The conformations of 2 were analyzed by GMMX software (6.0) using the MMFF94 force field. The conformers were optimized with density functional theory (DFT) at the B3LYP/6-31G using the Gaussian 2016 package. The ECD calculations of conformers with Boltzmann distributions over 1% were further calculated by the TDDFT method at the B3LYP/6-311G (d) level in CH₃OH. The ECD spectra were simulated by the SpecDis 1.71 software [29].

3.5. MTT Assay

Briefly, the PASMCs were seeded in 96-well plates at 2 × 10⁴ cells/well at 37 °C in an atmosphere of 5% CO₂. The cells were divided into the normal group (NC), model group (M), and treatment groups (isolated compounds).

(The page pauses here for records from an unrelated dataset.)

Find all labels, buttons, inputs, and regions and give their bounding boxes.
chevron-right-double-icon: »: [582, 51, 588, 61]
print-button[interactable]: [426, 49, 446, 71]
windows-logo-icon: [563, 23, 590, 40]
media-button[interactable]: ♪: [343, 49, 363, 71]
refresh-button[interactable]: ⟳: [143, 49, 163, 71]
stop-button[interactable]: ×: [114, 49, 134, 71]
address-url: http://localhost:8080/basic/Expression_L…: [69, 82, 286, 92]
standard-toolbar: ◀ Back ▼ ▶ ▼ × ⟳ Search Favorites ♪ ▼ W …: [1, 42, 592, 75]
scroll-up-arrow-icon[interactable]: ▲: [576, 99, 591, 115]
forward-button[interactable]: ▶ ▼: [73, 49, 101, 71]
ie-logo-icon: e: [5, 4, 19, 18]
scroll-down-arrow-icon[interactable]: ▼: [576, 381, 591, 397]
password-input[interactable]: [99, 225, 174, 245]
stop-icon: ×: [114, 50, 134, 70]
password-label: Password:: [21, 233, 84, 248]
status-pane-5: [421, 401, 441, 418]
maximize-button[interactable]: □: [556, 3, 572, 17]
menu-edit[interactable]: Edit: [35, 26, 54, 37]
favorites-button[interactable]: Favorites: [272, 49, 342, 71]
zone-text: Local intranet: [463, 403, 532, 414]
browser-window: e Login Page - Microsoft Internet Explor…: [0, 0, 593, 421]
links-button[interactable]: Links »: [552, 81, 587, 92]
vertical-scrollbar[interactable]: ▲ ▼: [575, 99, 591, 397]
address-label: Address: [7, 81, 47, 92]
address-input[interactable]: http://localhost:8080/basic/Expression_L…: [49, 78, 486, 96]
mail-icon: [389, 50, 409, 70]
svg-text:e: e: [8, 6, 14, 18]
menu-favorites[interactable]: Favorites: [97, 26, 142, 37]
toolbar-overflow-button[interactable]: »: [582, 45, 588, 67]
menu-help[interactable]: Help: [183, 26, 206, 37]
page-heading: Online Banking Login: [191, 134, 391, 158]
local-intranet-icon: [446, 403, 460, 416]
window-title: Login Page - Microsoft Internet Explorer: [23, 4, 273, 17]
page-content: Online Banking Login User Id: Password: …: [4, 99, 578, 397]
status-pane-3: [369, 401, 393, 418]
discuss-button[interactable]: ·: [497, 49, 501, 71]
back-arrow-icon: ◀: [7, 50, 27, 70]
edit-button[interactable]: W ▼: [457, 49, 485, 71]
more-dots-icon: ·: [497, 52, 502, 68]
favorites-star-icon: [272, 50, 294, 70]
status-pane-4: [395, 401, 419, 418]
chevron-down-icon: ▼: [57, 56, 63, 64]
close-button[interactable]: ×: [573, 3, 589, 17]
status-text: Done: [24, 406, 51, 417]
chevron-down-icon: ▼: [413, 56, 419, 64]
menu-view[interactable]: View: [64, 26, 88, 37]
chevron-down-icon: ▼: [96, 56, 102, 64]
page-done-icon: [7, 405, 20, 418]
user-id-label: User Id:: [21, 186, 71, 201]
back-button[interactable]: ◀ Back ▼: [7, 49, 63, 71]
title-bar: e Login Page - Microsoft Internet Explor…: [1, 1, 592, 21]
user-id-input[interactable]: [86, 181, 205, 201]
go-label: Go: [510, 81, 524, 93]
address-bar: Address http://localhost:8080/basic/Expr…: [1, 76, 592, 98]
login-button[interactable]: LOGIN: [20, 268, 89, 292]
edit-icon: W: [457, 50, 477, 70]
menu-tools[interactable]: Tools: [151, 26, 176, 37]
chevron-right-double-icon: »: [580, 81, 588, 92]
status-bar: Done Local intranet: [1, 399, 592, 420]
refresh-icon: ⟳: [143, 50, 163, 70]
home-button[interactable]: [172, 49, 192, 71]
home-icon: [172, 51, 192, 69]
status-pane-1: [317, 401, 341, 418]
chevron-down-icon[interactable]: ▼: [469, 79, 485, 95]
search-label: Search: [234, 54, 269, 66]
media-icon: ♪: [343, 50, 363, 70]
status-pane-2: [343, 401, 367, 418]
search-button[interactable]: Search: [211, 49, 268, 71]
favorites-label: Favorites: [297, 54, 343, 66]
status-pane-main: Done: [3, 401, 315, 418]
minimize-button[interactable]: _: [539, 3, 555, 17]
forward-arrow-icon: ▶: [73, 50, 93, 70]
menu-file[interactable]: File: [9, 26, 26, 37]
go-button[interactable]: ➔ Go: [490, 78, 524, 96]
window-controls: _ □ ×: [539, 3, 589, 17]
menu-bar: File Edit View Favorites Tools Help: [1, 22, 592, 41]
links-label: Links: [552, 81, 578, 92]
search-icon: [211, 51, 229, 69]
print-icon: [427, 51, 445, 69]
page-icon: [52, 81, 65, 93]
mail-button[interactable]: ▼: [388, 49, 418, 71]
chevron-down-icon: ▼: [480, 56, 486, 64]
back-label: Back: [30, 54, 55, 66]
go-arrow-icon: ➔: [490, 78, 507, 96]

Then, the MTT assay was performed as previously described [12]. All data were analyzed by SPSS software version 26.0 (IBM, New York, NY, USA) and presented as the mean ± standard deviation. Concentration-response analysis was performed to determine the compound concentrations required to inhibit the growth of cells by 50% (IC₅₀) using GraphPad Prism 8.02 software.

4. Conclusions

Four new compounds (1–2, 8, and 9), together with fifteen known analogs were isolated from the roots of A. sylvestris. All compounds were isolated from the plant for the first time, which greatly enriches the chemical content of this plant. In preliminary in vitro bioassays, the results showed that 3, 6, 9–10, 12, and 17 exhibited anti-proliferation effects on hypoxia-induced PASMCs’ cell proliferation, suggesting that they may further act as potential lead molecules for the development of therapeutic agents for PAH. Then, we will discover more bioactive compounds from A. sylvestris and carry out further research on the mechanism with potential compounds for the treatment of PAH.